PROBLEM · ARCHITECTURE · OUTCOME
Selected Projects
The kinds of systems I build. Proprietary work is intentionally summarized at an architectural level.
Cloud analysis and automation systems
Problem: Teams need reliable processing and feedback around engineering events and analysis workflows.
What I build: Event-driven systems using infrastructure as code, Lambda workloads, SNS topics and subscriptions, private networking, security groups, IAM policies, and API integrations.
Technology: AWS CDK, TypeScript, Python, Lambda, SNS, VPC, IAM. See the AWS work page →
Quality engineering platforms
Problem: Large product surfaces need consistent validation across services, web experiences, mobile experiences, and device-oriented workflows.
What I build: Automation frameworks, service-level validation, reusable test utilities, and tooling that turns failures into actionable engineering signals.
Technology: Python, TypeScript, JavaScript, GraphQL, Linux, Git, Docker.

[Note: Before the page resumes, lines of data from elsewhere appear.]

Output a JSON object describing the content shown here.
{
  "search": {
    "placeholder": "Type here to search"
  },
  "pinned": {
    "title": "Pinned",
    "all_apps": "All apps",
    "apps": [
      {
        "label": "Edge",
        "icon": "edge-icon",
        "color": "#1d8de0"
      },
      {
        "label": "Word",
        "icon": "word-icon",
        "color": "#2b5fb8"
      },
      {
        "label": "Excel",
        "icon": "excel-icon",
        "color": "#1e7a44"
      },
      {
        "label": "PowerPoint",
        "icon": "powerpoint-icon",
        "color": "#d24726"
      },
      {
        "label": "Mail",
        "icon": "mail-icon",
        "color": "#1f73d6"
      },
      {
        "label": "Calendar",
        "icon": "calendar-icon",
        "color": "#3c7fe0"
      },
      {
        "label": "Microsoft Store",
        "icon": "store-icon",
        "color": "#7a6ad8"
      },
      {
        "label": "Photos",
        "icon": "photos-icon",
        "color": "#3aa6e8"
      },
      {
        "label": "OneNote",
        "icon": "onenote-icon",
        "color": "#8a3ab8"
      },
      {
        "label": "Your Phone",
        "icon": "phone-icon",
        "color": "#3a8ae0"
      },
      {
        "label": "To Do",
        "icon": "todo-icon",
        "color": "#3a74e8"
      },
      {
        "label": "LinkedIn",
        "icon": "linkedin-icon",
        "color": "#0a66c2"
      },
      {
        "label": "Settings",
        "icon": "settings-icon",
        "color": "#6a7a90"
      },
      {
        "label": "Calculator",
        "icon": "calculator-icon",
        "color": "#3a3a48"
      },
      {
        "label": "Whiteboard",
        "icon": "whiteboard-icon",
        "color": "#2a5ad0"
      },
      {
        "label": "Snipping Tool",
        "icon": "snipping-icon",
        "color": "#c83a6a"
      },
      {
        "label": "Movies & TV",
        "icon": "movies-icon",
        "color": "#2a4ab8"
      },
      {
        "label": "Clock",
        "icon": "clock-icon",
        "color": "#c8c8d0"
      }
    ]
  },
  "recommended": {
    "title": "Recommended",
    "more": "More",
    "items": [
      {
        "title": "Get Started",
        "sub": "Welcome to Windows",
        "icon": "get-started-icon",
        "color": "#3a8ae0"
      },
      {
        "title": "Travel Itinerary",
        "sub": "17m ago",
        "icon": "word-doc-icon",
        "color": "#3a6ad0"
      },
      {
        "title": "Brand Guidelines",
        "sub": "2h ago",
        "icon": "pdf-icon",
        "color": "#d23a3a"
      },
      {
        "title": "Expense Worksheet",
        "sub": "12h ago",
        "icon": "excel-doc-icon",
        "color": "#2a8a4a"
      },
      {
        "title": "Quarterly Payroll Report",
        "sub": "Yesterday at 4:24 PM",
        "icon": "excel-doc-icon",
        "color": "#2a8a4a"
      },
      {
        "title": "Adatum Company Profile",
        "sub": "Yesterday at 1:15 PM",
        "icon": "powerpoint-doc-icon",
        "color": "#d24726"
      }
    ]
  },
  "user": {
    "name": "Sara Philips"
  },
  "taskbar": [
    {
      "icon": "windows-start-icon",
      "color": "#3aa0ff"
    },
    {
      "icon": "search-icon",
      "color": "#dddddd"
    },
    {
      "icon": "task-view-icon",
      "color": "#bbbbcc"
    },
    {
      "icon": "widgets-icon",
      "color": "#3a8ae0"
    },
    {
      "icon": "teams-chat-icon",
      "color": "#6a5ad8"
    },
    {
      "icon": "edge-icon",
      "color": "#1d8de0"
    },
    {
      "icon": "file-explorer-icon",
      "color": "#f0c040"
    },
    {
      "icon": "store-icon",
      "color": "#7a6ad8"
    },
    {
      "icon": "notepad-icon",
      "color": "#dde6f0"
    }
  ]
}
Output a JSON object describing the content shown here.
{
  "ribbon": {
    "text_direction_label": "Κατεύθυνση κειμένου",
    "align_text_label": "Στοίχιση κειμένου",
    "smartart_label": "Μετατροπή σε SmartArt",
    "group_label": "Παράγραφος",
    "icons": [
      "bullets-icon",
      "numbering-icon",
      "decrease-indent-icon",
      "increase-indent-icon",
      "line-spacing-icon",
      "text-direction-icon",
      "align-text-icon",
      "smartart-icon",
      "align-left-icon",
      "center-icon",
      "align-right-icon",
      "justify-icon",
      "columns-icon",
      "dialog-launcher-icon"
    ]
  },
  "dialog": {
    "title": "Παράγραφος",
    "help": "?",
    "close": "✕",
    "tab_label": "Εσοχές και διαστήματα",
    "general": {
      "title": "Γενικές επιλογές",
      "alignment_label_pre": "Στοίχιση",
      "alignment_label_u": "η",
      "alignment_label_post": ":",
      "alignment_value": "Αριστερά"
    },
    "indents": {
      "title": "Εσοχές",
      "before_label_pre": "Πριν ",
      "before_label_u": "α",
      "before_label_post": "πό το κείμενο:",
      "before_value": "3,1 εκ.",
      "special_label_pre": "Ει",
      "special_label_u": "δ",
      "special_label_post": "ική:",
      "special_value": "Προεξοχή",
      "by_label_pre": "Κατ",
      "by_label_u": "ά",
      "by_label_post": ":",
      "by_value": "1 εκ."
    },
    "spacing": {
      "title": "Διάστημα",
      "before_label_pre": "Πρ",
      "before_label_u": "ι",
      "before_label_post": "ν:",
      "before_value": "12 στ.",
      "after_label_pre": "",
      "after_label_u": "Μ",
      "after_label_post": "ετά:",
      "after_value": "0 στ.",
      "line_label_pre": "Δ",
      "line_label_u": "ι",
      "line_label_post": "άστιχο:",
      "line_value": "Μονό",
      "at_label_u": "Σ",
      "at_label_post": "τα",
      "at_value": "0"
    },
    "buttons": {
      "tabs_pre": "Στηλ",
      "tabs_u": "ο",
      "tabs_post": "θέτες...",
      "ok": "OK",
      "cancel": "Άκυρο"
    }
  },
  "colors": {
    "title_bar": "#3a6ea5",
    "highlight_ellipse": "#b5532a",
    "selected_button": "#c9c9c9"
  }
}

AI agents and deterministic benchmarks
Problem: Engineering agents need to be useful, safe, and measurable. A convincing demo is not enough to establish whether an agent is improving.
What I build: Agents for test authoring, code and test migration, validation, and stabilization, supported by generated skills, reusable SOPs, and focused tool access.
Technology: Python, TypeScript, MCP tools, agent skills, benchmark orchestration. See the AI systems page →
Self-hosted automation
Problem: Useful household and personal workflows often span devices, network services, scheduled jobs, and external integrations.
What I build: Button-driven automation and operational tooling with explicit service boundaries, safe deployment, health checks, and recovery paths.
Technology: Python, Bash, Telegram interfaces, Linux, systemd, networking.